Папа же нам рассказывал другие истории. Например, про рабочих узбеков, которые жили в бараке до нас. Заработанные деньги они прятали в подушки и матрасы, сами же экономили практически на всем. Так и умерли от голода. Когда забирали их тела, обнаружили спрятанные деньги. Никто не понимал, как так можно – изнурять себя до такой степени…
Но это все казалось нам ужасно далеким, узнаваемом только из рассказов родителей. От учителей мы получали знания иного рода, и еще раз хочется сказать: с моей первой учительницей мне, в самом деле, повезло. При всей любви и уважении, дядя Коля был, конечно же, не в счет. Он предлагал то немногое, что знал и умел. Ну, а Валентина Михайловна в этом плане была недосягаема. Мне казалось, она знала всё и обо всем, и слово, данное ей, я сдержала. Отставание от одноклассников было быстро преодолено. Меня спасала отличная память, я легко запоминало все озвученное на уроке. Сказалась и любовь к прописям, тетрадки мои ставились всегда в пример.
В четвертом классе любимую учительницу сменила Самочернова Маргарита Васильевна. Она была немного другой – бескомпромиссная энтузиастка своего времени, настоящая коммунистка. Учиться у нее было гораздо сложнее, но мы, дети, прощали ей эту твердость, поскольку и к себе она была беспощадна. Все свободное время она тратила на школу и учащихся, так и не обзаведясь семьей. Не уверена, что подобная жесткость необходима в школах (особенно в начальных классах), однако и этот опыт был для меня крайне полезен. Ну, а желание – учиться и учиться – во мне только нарастало. Я готова была ухватиться за любую возможность овладеть чем-то новым, и когда в школе появился хор, возглавляемый Петром Васильевичем Вориводой, студентом консерватории, я немедленно туда записалась. Впрочем, не я одна. Записывались ребята из нашего класса, были дети постарше и помладше. Это сегодня можно выбирать и придирчиво копаться среди сотен секций, кружков и клубов. Тем более, что альтернатива всегда под рукой – смартфон, планшет или компьютер. Тогда же мы были совершенно открыты всем вольным ветрам, включая и самые экзотические. Да и невозможно было отказаться от занятий Вориводы. Петр Васильевич прекрасно играл на аккордеоне, замечательно пел и всегда одевался с иголочки: белоснежная сорочка, безукоризненно повязанный галстук, начищенные до пламенного сияния туфли. Он казался нам человеком из другого мира, и мы жутко завидовали пионервожатой Кате, за которой Петр Васильевич красиво ухаживал. И сами старались следить за собой, являясь на хоровые занятия причесанными, в выглаженной и чистой одежде.

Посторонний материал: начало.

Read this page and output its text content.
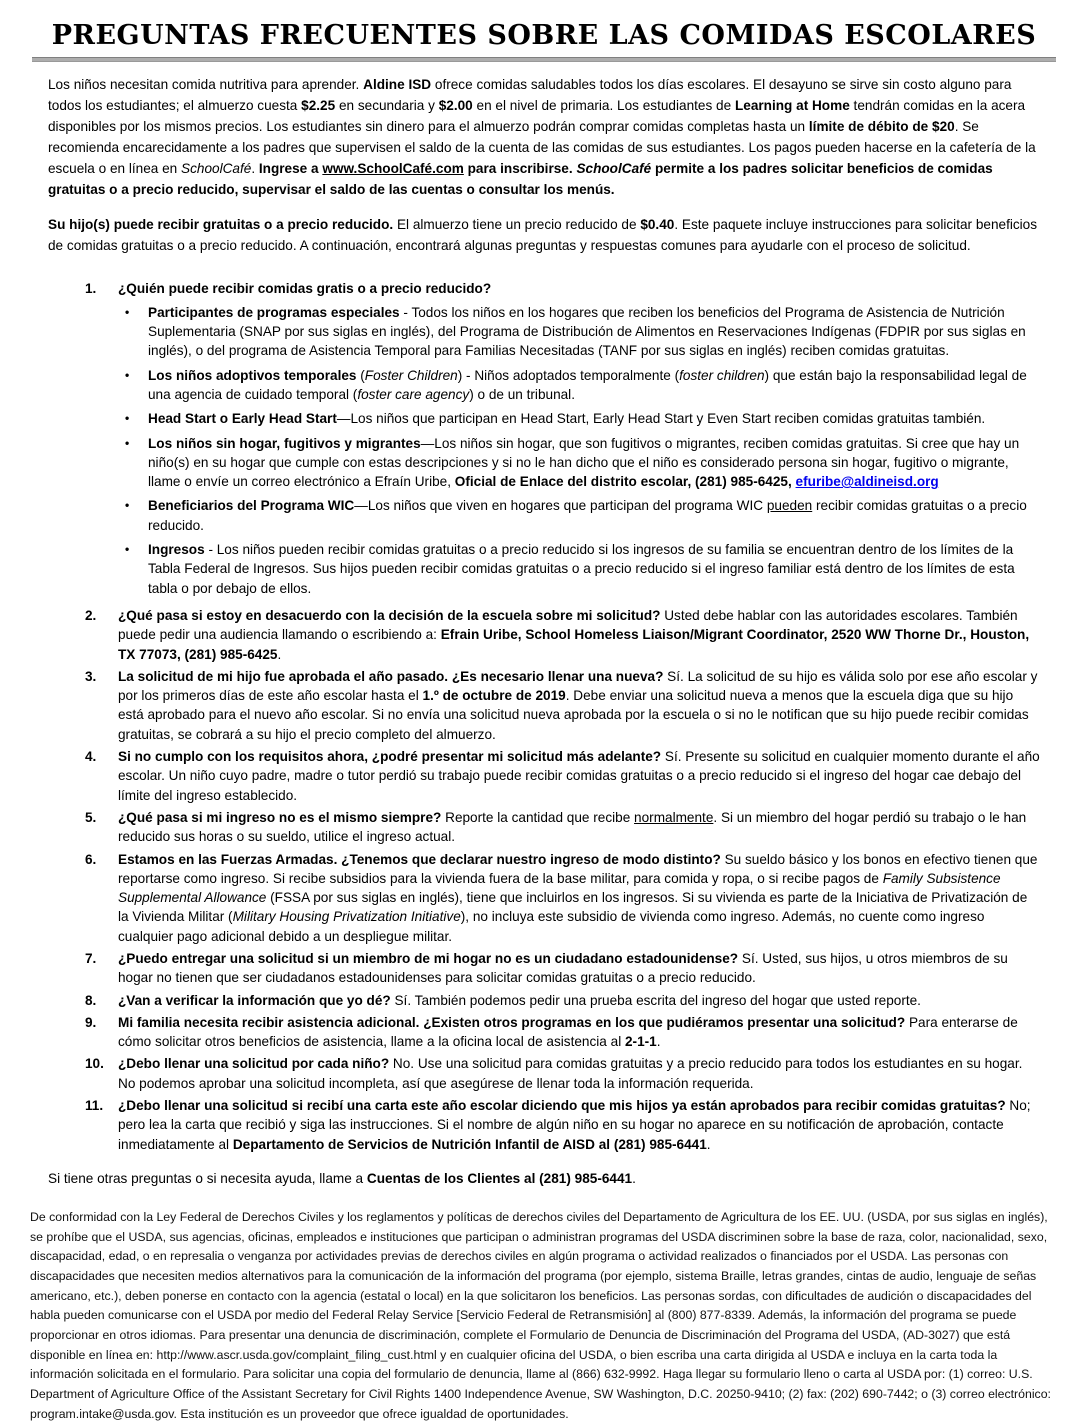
PREGUNTAS FRECUENTES SOBRE LAS COMIDAS ESCOLARES

Los niños necesitan comida nutritiva para aprender. Aldine ISD ofrece comidas saludables todos los días escolares. El desayuno se sirve sin costo alguno para todos los estudiantes; el almuerzo cuesta $2.25 en secundaria y $2.00 en el nivel de primaria. Los estudiantes de Learning at Home tendrán comidas en la acera disponibles por los mismos precios. Los estudiantes sin dinero para el almuerzo podrán comprar comidas completas hasta un límite de débito de $20. Se recomienda encarecidamente a los padres que supervisen el saldo de la cuenta de las comidas de sus estudiantes. Los pagos pueden hacerse en la cafetería de la escuela o en línea en SchoolCafé. Ingrese a www.SchoolCafé.com para inscribirse. SchoolCafé permite a los padres solicitar beneficios de comidas gratuitas o a precio reducido, supervisar el saldo de las cuentas o consultar los menús.

Su hijo(s) puede recibir gratuitas o a precio reducido. El almuerzo tiene un precio reducido de $0.40. Este paquete incluye instrucciones para solicitar beneficios de comidas gratuitas o a precio reducido. A continuación, encontrará algunas preguntas y respuestas comunes para ayudarle con el proceso de solicitud.

1.	¿Quién puede recibir comidas gratis o a precio reducido?
•	Participantes de programas especiales - Todos los niños en los hogares que reciben los beneficios del Programa de Asistencia de Nutrición Suplementaria (SNAP por sus siglas en inglés), del Programa de Distribución de Alimentos en Reservaciones Indígenas (FDPIR por sus siglas en inglés), o del programa de Asistencia Temporal para Familias Necesitadas (TANF por sus siglas en inglés) reciben comidas gratuitas.
•	Los niños adoptivos temporales (Foster Children) - Niños adoptados temporalmente (foster children) que están bajo la responsabilidad legal de una agencia de cuidado temporal (foster care agency) o de un tribunal.
•	Head Start o Early Head Start—Los niños que participan en Head Start, Early Head Start y Even Start reciben comidas gratuitas también.
•	Los niños sin hogar, fugitivos y migrantes—Los niños sin hogar, que son fugitivos o migrantes, reciben comidas gratuitas. Si cree que hay un niño(s) en su hogar que cumple con estas descripciones y si no le han dicho que el niño es considerado persona sin hogar, fugitivo o migrante, llame o envíe un correo electrónico a Efraín Uribe, Oficial de Enlace del distrito escolar, (281) 985-6425, efuribe@aldineisd.org
•	Beneficiarios del Programa WIC—Los niños que viven en hogares que participan del programa WIC pueden recibir comidas gratuitas o a precio reducido.
•	Ingresos - Los niños pueden recibir comidas gratuitas o a precio reducido si los ingresos de su familia se encuentran dentro de los límites de la Tabla Federal de Ingresos. Sus hijos pueden recibir comidas gratuitas o a precio reducido si el ingreso familiar está dentro de los límites de esta tabla o por debajo de ellos.
2.	¿Qué pasa si estoy en desacuerdo con la decisión de la escuela sobre mi solicitud? Usted debe hablar con las autoridades escolares. También puede pedir una audiencia llamando o escribiendo a: Efrain Uribe, School Homeless Liaison/Migrant Coordinator, 2520 WW Thorne Dr., Houston, TX 77073, (281) 985-6425.
3.	La solicitud de mi hijo fue aprobada el año pasado. ¿Es necesario llenar una nueva? Sí. La solicitud de su hijo es válida solo por ese año escolar y por los primeros días de este año escolar hasta el 1.º de octubre de 2019. Debe enviar una solicitud nueva a menos que la escuela diga que su hijo está aprobado para el nuevo año escolar. Si no envía una solicitud nueva aprobada por la escuela o si no le notifican que su hijo puede recibir comidas gratuitas, se cobrará a su hijo el precio completo del almuerzo.
4.	Si no cumplo con los requisitos ahora, ¿podré presentar mi solicitud más adelante? Sí. Presente su solicitud en cualquier momento durante el año escolar. Un niño cuyo padre, madre o tutor perdió su trabajo puede recibir comidas gratuitas o a precio reducido si el ingreso del hogar cae debajo del límite del ingreso establecido.
5.	¿Qué pasa si mi ingreso no es el mismo siempre? Reporte la cantidad que recibe normalmente. Si un miembro del hogar perdió su trabajo o le han reducido sus horas o su sueldo, utilice el ingreso actual.
6.	Estamos en las Fuerzas Armadas. ¿Tenemos que declarar nuestro ingreso de modo distinto? Su sueldo básico y los bonos en efectivo tienen que reportarse como ingreso. Si recibe subsidios para la vivienda fuera de la base militar, para comida y ropa, o si recibe pagos de Family Subsistence Supplemental Allowance (FSSA por sus siglas en inglés), tiene que incluirlos en los ingresos. Si su vivienda es parte de la Iniciativa de Privatización de la Vivienda Militar (Military Housing Privatization Initiative), no incluya este subsidio de vivienda como ingreso. Además, no cuente como ingreso cualquier pago adicional debido a un despliegue militar.
7.	¿Puedo entregar una solicitud si un miembro de mi hogar no es un ciudadano estadounidense? Sí. Usted, sus hijos, u otros miembros de su hogar no tienen que ser ciudadanos estadounidenses para solicitar comidas gratuitas o a precio reducido.
8.	¿Van a verificar la información que yo dé? Sí. También podemos pedir una prueba escrita del ingreso del hogar que usted reporte.
9.	Mi familia necesita recibir asistencia adicional. ¿Existen otros programas en los que pudiéramos presentar una solicitud? Para enterarse de cómo solicitar otros beneficios de asistencia, llame a la oficina local de asistencia al 2-1-1.
10.	¿Debo llenar una solicitud por cada niño? No. Use una solicitud para comidas gratuitas y a precio reducido para todos los estudiantes en su hogar. No podemos aprobar una solicitud incompleta, así que asegúrese de llenar toda la información requerida.
11.	¿Debo llenar una solicitud si recibí una carta este año escolar diciendo que mis hijos ya están aprobados para recibir comidas gratuitas? No; pero lea la carta que recibió y siga las instrucciones. Si el nombre de algún niño en su hogar no aparece en su notificación de aprobación, contacte inmediatamente al Departamento de Servicios de Nutrición Infantil de AISD al (281) 985-6441.

Si tiene otras preguntas o si necesita ayuda, llame a Cuentas de los Clientes al (281) 985-6441.

De conformidad con la Ley Federal de Derechos Civiles y los reglamentos y políticas de derechos civiles del Departamento de Agricultura de los EE. UU. (USDA, por sus siglas en inglés), se prohíbe que el USDA, sus agencias, oficinas, empleados e instituciones que participan o administran programas del USDA discriminen sobre la base de raza, color, nacionalidad, sexo, discapacidad, edad, o en represalia o venganza por actividades previas de derechos civiles en algún programa o actividad realizados o financiados por el USDA. Las personas con discapacidades que necesiten medios alternativos para la comunicación de la información del programa (por ejemplo, sistema Braille, letras grandes, cintas de audio, lenguaje de señas americano, etc.), deben ponerse en contacto con la agencia (estatal o local) en la que solicitaron los beneficios. Las personas sordas, con dificultades de audición o discapacidades del habla pueden comunicarse con el USDA por medio del Federal Relay Service [Servicio Federal de Retransmisión] al (800) 877-8339. Además, la información del programa se puede proporcionar en otros idiomas. Para presentar una denuncia de discriminación, complete el Formulario de Denuncia de Discriminación del Programa del USDA, (AD-3027) que está disponible en línea en: http://www.ascr.usda.gov/complaint_filing_cust.html y en cualquier oficina del USDA, o bien escriba una carta dirigida al USDA e incluya en la carta toda la información solicitada en el formulario. Para solicitar una copia del formulario de denuncia, llame al (866) 632-9992. Haga llegar su formulario lleno o carta al USDA por: (1) correo: U.S. Department of Agriculture Office of the Assistant Secretary for Civil Rights 1400 Independence Avenue, SW Washington, D.C. 20250-9410; (2) fax: (202) 690-7442; o (3) correo electrónico: program.intake@usda.gov. Esta institución es un proveedor que ofrece igualdad de oportunidades.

Воривода был приветлив и добр, воздерживался от нотаций, от лишних замечаний. С ним было удивительно легко. При этом он в доступной форме излагал тайны мира музыки, демонстрировал, как петь первым и вторым голосом. Петр Васильевич и не догадывался. каким принцем для нас был. На его занятиях мы могли сколь угодно долго разучивать любые песни. К слову сказать, был и результат: наш хор достаточно успешно выступал в районных смотрах и уверенно выходил в городские финалы. Вориводе оставалось учиться в консерватории три года, и три года продолжалось наше музыкальное счастье.
Возможно, так распорядилась судьба, и вряд ли я настолько обманывалась в людях. Мне, в самом деле, всю жизнь везло на учителей. И сегодня, когда ученики или дети моих учеников тайно рассказывают мне о своей нелюбви к школе, о ненависти к тем или иным преподавателям, я испытываю состояние шока. Как?! Разве такое бывает? Но, увы, к великому сожалению, бывает – и куда чаще, чем мы полагаем. Однако у меня наблюдалась совершенно иная картина. Где бы я ни училась, всегда находились учителя, в которых я попросту влюблялась с первых уроков. И именно с них мне отчаянно хотелось брать пример.